Institute of Statistical Research and Training, University of Dhaka, Dhaka, Bangladesh.
Institute of Statistical Research and Training, University of Dhaka, Dhaka, Bangladesh
BMJ Open. 2023 Sep 13;13(9):e069512. doi: 10.1136/bmjopen-2022-069512.
The major objective of this project is to find the best suitable model for district-wise infant mortality rate (IMR) data of Bangladesh over the period 2014-2020 that captures the regional variability and overtime variability of the data.
DESIGN, SETTING AND PARTICIPANTS: Data from seven consecutive cross-sectional surveys that were conducted in Bangladesh between 2014 and 2020 as a part of the Sample Vital Registration System (SVRS) were used in this study. The study included a total of 13 173 (with 390 infant deaths), 17 675 (with 512 infant deaths), 17 965 (with 501 infant deaths), 23 205 (with 556 infant deaths), 23 094 (with 498 infant deaths), 23 090 (with 497 infant deaths) and 23 297 (with 495 infant deaths) complete cases from SVRS datasets for each respective year.
A linear mixed effects model (LMM) with a quadratic trend over time in the fixed effects part and a nested random intercept, as well as a nested random slope for a linear trend over time in the part of the random effect, was implemented to describe the situation. This model was selected based on two popular selection criteria: Akaike Information Criterion (AIC) and Bayesian Information Criterion (BIC).
The LMMs analysis results demonstrated statistically significant variations in IMR across different districts and over time.

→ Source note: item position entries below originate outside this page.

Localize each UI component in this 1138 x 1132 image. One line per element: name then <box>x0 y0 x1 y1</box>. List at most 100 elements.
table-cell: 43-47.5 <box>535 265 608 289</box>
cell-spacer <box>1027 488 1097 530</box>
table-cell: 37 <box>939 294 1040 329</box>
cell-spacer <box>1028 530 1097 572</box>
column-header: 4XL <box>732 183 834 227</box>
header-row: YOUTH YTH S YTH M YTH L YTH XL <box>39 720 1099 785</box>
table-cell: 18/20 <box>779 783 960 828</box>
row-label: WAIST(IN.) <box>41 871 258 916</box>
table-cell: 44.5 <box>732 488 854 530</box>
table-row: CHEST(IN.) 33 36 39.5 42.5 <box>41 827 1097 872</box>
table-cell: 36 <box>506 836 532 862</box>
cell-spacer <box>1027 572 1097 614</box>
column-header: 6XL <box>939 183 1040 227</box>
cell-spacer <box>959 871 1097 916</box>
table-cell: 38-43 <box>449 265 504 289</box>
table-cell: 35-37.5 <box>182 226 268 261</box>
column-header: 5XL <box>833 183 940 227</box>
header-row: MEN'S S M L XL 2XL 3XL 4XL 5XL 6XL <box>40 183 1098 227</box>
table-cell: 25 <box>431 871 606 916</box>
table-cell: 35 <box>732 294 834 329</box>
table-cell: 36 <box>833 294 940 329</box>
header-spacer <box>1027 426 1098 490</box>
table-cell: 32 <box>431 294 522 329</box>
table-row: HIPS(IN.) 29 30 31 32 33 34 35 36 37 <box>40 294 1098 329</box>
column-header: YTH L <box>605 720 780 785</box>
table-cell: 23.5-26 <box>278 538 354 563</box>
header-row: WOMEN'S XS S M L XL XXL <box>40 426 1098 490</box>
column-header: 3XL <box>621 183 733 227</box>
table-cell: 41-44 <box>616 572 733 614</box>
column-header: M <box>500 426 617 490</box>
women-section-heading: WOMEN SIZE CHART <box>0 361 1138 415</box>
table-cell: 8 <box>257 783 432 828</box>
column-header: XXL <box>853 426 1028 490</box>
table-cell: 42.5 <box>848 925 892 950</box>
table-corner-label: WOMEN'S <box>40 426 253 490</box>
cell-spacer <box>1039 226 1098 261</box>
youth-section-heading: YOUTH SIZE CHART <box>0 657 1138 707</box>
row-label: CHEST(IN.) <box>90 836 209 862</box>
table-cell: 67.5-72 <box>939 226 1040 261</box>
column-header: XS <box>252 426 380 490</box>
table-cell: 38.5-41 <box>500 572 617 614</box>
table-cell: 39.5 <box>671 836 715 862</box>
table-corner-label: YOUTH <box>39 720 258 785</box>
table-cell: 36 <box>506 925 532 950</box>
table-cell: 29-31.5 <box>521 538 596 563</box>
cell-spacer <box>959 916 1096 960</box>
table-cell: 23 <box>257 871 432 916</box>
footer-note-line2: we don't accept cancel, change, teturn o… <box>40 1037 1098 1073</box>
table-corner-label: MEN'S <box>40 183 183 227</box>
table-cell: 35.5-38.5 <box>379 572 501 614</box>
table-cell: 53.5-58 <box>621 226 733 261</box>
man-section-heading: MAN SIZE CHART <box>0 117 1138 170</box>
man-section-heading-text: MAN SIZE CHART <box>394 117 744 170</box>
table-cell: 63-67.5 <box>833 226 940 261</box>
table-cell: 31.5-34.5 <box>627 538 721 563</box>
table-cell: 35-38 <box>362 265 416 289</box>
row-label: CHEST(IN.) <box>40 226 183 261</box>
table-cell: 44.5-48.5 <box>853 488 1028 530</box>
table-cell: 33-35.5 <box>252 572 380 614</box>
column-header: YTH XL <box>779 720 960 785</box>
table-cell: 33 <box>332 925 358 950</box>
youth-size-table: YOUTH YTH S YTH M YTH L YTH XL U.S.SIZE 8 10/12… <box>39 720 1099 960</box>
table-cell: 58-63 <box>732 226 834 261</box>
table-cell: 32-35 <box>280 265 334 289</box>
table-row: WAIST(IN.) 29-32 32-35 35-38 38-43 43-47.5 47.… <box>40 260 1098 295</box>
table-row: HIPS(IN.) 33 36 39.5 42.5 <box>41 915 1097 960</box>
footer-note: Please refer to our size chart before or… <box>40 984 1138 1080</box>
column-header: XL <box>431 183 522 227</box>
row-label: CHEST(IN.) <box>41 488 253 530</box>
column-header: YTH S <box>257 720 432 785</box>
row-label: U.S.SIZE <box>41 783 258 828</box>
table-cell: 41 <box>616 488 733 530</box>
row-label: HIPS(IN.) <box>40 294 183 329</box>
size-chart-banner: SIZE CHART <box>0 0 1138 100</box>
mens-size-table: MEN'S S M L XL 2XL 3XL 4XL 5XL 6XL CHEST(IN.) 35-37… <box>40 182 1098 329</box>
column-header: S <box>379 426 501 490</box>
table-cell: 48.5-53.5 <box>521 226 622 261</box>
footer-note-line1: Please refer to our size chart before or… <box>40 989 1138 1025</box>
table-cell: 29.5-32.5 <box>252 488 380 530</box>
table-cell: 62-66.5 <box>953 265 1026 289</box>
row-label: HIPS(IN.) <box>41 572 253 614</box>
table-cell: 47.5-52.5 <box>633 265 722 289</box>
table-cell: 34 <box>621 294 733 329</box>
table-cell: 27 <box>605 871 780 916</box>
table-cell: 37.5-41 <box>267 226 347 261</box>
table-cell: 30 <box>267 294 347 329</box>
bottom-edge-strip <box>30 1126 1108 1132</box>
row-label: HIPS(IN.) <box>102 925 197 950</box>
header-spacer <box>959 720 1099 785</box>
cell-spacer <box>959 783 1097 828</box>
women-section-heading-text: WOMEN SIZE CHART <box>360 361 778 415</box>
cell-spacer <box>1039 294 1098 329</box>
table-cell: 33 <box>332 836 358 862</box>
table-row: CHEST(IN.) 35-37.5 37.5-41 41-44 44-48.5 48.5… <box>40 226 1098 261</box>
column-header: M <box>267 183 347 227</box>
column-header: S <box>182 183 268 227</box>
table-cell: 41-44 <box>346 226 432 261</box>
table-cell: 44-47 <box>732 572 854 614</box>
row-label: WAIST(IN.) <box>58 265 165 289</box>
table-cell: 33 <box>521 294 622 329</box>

Examining the district-specific area under the logarithm of the IMR curves yielded valuable insights into the disparities in IMR among different districts and regions. Furthermore, a significant inverse relationship was observed between IMR and life expectancy at birth, underscoring the significance of mitigating IMR as a means to enhance population health outcomes.
This study accentuates district-wise and temporal variability when modelling IMR data and highlights regional heterogeneity in infant mortality rates in Bangladesh. Area-based programmes should be created for mothers residing in locations with a higher risk of IMR. Further research can examine socioeconomic elements generating these discrepancies.
本项目的主要目标是找到最适合孟加拉国 2014-2020 年各地区婴儿死亡率(IMR)数据的模型,以捕捉数据的区域变异性和随时间的变异性。
设计、设置和参与者:本研究使用了孟加拉国在 2014 年至 2020 年期间作为样本生命登记系统(SVRS)的七个连续横断面调查的数据。该研究共包括来自 SVRS 数据集的 13173 名(390 名婴儿死亡)、17675 名(512 名婴儿死亡)、17965 名(501 名婴儿死亡)、23205 名(556 名婴儿死亡)、23094 名(498 名婴儿死亡)、23090 名(497 名婴儿死亡)和 23297 名(495 名婴儿死亡)完整案例,分别来自每个年份的 SVRS 数据集。
采用固定效应部分随时间呈二次趋势的线性混合效应模型(LMM)和嵌套随机截距,以及随时间呈线性趋势的随机效应部分嵌套随机斜率,来描述这种情况。该模型是基于两个流行的选择标准(Akaike 信息准则(AIC)和贝叶斯信息准则(BIC))选择的。
LMMs 分析结果表明,IMR 在不同地区和随时间存在统计学显著差异。检查对数 IMR 曲线下的特定地区结果,深入了解了不同地区和区域之间 IMR 的差异。此外,IMR 与出生时预期寿命之间呈显著负相关,这强调了降低 IMR 以提高人口健康结果的重要性。
本研究强调了建模 IMR 数据时的地区和时间变异性,并突出了孟加拉国婴儿死亡率的区域异质性。应针对居住在 IMR 风险较高地区的母亲制定基于地区的方案。进一步的研究可以研究产生这些差异的社会经济因素。